研究題目 インクルーシブ教育実現に向けて様々な障害種に対応した肢体不自由生徒が安全にできるマイクロスケール実験の教材開発と実践
年度/助成プログラム 2023年度 中学校理科教育振興助成
所属 筑波大学附属桐が丘特別支援学校
氏名 山田 一幸
キーワード 肢体不自由 / マイクロスケール実験 / インクルーシブ教育 / ユニバーサルデザイン / 障害種
研究結果概要 本研究では、山田・荻野(2024)が示した「器具の変更」「操作の変更」「情報の整理」の三観点に基づき、肢体不自由のある生徒が安全かつ主体的に取り組めるマイクロスケール実験教材の開発と実践を行った。

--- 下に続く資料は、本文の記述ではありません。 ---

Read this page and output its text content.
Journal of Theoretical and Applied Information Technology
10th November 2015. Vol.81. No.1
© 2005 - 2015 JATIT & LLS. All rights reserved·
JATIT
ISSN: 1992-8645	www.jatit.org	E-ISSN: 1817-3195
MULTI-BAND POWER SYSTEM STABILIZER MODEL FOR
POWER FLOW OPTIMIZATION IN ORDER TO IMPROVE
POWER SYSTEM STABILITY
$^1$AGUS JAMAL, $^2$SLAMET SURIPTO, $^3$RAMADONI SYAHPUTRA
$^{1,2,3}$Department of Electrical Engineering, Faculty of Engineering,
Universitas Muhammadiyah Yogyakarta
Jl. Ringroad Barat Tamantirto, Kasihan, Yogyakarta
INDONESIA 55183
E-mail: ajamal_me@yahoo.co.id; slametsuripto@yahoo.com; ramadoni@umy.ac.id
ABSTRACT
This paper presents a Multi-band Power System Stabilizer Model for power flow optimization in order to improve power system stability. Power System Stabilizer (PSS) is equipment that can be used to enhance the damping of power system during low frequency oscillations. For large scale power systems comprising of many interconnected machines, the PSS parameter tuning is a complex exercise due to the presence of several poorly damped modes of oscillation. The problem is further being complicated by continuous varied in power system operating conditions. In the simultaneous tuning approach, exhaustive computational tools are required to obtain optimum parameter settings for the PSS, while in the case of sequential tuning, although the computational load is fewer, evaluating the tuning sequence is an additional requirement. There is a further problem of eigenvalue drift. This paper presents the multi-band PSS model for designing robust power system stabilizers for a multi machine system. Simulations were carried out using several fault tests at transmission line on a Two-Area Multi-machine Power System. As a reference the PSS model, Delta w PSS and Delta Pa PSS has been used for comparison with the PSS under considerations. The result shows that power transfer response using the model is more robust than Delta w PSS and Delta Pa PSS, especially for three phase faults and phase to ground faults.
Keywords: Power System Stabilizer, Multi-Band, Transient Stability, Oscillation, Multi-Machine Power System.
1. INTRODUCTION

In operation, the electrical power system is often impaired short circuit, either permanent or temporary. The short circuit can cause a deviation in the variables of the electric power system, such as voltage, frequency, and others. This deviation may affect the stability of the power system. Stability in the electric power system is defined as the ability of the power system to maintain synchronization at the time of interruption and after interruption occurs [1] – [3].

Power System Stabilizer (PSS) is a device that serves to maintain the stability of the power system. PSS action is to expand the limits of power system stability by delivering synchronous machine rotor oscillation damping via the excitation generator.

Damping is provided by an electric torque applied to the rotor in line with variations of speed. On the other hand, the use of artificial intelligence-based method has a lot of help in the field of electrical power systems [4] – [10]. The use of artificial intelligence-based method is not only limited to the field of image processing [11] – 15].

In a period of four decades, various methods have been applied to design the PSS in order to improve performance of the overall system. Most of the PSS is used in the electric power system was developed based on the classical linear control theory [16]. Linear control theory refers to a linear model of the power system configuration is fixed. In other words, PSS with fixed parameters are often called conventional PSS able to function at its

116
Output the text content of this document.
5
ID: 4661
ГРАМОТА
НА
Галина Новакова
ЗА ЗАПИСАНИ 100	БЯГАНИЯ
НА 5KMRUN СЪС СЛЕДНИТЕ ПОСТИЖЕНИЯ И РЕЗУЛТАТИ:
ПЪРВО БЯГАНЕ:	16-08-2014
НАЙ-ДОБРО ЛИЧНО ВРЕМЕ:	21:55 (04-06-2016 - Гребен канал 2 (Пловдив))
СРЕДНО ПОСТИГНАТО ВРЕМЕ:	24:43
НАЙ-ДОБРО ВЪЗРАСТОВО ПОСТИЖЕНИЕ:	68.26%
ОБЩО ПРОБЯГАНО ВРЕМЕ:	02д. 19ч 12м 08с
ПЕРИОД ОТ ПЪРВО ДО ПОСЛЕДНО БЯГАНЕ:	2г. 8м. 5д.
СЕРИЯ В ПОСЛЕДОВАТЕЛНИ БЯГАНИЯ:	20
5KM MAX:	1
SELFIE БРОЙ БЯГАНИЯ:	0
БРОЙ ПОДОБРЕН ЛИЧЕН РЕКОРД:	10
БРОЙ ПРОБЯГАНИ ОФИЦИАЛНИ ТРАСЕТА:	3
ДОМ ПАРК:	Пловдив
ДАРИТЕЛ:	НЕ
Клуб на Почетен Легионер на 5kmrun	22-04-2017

具体的には、軽量で破損時の危険が少ないプラスチック製器具の活用、器具の縁取りや色分けによる視認性の向上、3Dプリンターを用いた把持補助具・固定具の作製、さらに筋疾患のある生徒に対するスタンド固定など、障害特性に応じた調整を行った。これにより、安全性と操作性の両立に加え、実験参加のしやすさを高める教材設計の有効性が示唆された。本成果は、多様な障害種に対応した理科教材開発を進めるうえでの実証的基盤となる。